Perhaps their image of America as an Argentina of inequality might sell in a recession year like 2008. But Americans give Mr. Trump high marks on the economy, and consumer confidence is high despite a recent dip. Incomes are finally rising faster for the lower-skilled than for managers. The jobless rate is the lowest in two generations, and notably low for blacks and Hispanics.
Or take health care, as nearly all of the candidates now consider ObamaCare to be inadequate. Ms. Warren has endorsed Bernie’s Medicare for All bill, which would abolish private insurance for 177 million Americans. So has Kamala Harris, though she now seems to be hedging and says she’d allow private insurance for “supplemental” coverage. But she isn’t clear if that’s for optional procedures like cosmetic surgery or regular health coverage.
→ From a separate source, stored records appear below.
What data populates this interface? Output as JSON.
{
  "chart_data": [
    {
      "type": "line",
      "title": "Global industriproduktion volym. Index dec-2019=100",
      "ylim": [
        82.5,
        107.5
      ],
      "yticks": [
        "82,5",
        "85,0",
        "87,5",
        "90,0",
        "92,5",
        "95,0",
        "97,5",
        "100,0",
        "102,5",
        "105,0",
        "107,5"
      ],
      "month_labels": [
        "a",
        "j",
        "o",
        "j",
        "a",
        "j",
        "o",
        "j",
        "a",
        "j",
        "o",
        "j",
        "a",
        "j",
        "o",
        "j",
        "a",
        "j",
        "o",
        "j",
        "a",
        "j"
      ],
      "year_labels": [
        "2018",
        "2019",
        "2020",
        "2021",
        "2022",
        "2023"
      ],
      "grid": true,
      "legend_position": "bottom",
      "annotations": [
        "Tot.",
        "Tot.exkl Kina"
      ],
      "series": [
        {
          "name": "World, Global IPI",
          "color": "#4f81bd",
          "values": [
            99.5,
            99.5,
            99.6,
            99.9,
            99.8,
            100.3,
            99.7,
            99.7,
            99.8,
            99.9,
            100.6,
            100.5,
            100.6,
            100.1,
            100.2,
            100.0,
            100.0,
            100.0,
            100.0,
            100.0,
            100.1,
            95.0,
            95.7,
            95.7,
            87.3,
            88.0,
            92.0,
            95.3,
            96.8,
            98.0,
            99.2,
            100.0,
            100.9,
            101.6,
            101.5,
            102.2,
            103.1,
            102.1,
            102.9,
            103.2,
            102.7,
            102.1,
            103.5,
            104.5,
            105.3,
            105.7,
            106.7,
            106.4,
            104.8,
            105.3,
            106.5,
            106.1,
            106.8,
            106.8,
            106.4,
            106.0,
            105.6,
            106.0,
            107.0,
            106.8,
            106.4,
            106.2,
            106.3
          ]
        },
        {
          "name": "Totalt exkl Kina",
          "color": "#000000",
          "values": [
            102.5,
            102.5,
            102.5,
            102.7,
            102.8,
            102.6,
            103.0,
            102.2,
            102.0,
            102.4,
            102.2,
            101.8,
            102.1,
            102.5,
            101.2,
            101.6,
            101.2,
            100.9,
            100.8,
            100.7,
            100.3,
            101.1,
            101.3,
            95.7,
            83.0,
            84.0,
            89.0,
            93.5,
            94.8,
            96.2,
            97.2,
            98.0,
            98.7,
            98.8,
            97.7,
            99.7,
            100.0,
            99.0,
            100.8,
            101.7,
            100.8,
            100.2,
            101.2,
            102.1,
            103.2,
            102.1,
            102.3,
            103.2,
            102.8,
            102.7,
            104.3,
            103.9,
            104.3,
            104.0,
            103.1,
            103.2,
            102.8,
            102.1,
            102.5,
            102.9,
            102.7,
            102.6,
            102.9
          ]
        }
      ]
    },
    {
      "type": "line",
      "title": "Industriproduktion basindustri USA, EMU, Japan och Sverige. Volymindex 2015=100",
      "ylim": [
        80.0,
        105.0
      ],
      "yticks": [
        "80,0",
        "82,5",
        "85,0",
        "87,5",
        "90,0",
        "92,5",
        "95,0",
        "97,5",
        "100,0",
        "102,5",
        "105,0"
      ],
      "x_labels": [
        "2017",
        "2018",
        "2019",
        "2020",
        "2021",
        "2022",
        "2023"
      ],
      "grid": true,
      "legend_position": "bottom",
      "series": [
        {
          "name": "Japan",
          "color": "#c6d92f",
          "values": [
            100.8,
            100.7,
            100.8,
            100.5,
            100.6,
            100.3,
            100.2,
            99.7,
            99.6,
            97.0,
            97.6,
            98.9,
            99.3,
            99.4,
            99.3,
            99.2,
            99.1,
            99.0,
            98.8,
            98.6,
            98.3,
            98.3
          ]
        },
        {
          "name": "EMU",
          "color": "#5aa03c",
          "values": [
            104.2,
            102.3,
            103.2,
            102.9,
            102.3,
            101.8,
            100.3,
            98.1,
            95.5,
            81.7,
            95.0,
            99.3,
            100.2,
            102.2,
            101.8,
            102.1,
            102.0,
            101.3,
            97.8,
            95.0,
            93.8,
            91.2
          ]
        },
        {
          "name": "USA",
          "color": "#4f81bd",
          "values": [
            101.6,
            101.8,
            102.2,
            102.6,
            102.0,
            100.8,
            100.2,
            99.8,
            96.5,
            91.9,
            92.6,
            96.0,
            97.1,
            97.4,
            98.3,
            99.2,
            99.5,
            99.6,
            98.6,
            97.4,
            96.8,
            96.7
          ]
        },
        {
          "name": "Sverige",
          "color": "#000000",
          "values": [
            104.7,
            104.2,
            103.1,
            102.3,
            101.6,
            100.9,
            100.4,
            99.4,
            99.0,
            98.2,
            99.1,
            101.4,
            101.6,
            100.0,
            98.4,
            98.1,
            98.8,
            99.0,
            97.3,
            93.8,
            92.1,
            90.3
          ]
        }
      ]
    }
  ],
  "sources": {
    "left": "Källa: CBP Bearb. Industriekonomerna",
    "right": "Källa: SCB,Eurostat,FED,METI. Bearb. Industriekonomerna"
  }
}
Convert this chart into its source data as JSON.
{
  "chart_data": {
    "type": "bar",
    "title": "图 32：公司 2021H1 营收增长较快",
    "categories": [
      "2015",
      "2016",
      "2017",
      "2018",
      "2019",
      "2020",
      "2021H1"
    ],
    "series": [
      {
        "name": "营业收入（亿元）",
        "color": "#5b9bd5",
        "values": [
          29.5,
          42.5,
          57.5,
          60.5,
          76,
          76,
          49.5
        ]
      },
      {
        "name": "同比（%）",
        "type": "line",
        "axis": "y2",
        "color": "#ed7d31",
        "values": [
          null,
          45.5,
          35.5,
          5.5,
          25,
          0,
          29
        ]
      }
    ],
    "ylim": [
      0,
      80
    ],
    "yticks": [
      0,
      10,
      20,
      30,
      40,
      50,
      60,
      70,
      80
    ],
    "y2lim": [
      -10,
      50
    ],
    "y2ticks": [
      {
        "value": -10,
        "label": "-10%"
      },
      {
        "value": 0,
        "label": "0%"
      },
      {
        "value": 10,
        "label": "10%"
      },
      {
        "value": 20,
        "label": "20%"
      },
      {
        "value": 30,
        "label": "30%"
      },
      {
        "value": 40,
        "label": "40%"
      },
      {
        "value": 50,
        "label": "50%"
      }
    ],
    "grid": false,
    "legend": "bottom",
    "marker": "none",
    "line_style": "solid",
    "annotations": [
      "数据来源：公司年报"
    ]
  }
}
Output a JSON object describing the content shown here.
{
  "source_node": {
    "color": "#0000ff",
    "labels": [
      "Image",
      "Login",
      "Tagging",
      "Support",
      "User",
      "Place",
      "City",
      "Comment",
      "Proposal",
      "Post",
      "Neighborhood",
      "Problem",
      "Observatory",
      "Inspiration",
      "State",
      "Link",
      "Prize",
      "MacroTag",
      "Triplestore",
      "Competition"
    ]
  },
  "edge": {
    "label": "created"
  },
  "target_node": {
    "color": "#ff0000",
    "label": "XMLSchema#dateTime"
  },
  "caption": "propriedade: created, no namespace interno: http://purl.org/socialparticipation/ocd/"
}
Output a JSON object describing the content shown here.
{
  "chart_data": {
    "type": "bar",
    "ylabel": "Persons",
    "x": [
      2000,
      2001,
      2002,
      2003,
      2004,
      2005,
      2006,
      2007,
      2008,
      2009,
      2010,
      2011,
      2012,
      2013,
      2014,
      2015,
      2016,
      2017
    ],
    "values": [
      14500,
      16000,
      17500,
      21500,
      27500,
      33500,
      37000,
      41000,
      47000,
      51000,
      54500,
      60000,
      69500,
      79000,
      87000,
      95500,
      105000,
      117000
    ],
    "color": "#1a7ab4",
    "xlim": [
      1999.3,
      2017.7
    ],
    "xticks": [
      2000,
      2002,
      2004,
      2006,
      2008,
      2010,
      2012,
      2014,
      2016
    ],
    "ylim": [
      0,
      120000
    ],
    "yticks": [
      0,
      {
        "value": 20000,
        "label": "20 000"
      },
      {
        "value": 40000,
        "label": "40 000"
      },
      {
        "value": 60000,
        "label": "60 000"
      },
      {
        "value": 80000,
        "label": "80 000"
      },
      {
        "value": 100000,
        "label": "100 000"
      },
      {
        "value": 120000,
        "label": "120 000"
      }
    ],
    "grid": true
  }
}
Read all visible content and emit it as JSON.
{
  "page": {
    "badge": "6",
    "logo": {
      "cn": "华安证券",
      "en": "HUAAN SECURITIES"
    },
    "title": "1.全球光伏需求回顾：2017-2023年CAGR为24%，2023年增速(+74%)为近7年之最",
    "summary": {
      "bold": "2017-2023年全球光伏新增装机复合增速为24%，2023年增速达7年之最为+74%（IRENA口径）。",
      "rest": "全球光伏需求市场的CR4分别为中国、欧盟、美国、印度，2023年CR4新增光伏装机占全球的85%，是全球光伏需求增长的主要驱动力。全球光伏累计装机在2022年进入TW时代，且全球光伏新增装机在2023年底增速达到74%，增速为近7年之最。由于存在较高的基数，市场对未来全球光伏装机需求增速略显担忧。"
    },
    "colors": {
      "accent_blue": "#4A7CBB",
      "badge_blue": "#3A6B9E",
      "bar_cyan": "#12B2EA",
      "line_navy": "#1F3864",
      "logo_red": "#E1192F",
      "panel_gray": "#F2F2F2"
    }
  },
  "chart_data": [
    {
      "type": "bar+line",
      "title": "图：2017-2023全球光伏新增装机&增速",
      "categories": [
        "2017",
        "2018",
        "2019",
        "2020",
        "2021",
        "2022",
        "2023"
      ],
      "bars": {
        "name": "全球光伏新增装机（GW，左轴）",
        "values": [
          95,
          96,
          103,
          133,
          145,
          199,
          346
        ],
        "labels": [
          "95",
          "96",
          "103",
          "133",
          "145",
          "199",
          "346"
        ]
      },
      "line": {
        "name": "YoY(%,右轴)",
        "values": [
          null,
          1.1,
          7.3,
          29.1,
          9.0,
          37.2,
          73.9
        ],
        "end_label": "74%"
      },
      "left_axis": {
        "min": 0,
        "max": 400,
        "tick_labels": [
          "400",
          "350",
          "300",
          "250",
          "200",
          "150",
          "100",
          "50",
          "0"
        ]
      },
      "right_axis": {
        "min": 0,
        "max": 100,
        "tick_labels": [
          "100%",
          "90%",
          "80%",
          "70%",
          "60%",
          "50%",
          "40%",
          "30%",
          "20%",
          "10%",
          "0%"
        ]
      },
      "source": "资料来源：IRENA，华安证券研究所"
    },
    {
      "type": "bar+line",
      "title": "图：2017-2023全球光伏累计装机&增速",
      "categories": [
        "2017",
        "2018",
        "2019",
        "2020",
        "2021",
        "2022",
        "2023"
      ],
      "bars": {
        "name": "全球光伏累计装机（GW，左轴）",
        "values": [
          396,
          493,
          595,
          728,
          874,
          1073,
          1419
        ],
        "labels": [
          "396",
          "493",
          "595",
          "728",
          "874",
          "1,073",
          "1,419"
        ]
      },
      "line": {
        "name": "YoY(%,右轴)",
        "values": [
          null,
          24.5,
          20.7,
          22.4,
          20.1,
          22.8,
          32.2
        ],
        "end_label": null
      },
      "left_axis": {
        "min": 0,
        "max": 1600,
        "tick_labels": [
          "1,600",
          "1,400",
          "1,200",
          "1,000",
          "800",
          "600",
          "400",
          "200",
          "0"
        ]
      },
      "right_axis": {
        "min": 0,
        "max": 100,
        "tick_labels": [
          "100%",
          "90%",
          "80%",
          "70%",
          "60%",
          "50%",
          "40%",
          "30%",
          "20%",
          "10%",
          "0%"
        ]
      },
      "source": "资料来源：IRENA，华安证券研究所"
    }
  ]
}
Most of the other candidates favor expanding the Affordable Care Act with a “public option,” or government-run plan, that would compete with private insurance. New York Senator Kirsten Gillibrand said this would “move us to single-payer more quickly.” She may be right, which is one reason the public option couldn’t pass even the Democratic House in 2010. Yet now this is the “moderate” party position.
The same leftward lurch is apparent on issue after issue.
- Climate change is now an urgent crisis that demands eliminating not merely the coal industry but all fossil fuels.
- Enforcing immigration laws that were once passed by bipartisan majorities in Congress is now inhumane. Joe Biden is attacked because the Obama Administration deported millions of undocumented migrants.
- Free health care for Americans isn’t enough; now it must also be an entitlement for any foreign migrant who enters the U.S.
- College loans must be forgiven in part or whole, and tuition now must be free.
- Taxes must be raised to rates unheard of since the 1960s because, as New York Mayor Bill de Blasio put it, money is “just in the wrong hands.”
- The Electoral College must be killed to save American democracy, and the Supreme Court must be packed with more Justices because the left now sometimes loses decisions.
Not all of the candidates on stage in Miami endorse all of these positions, but most do favor most of them. The two candidates who dared to warn that some of this might go too far—former Colorado Governor John Hickenlooper and former Maryland Congressman John Delaney—are being dismissed as irrelevant in the post-debate coverage. They are said to have no chance at the nomination.
It isn’t clear why the Democrats have moved so far left so fast. Perhaps it is changing demographics led by the millennial socialists scarred by the Great Recession. Perhaps Mr. Trump’s conservative populism has inspired its counterpart on the left.
Whatever the cause, this Bernie Sanders triumph is the single most important development in the 2020 campaign. Mr. Trump should be grateful. If this is the opposition agenda next year, he might win a second term.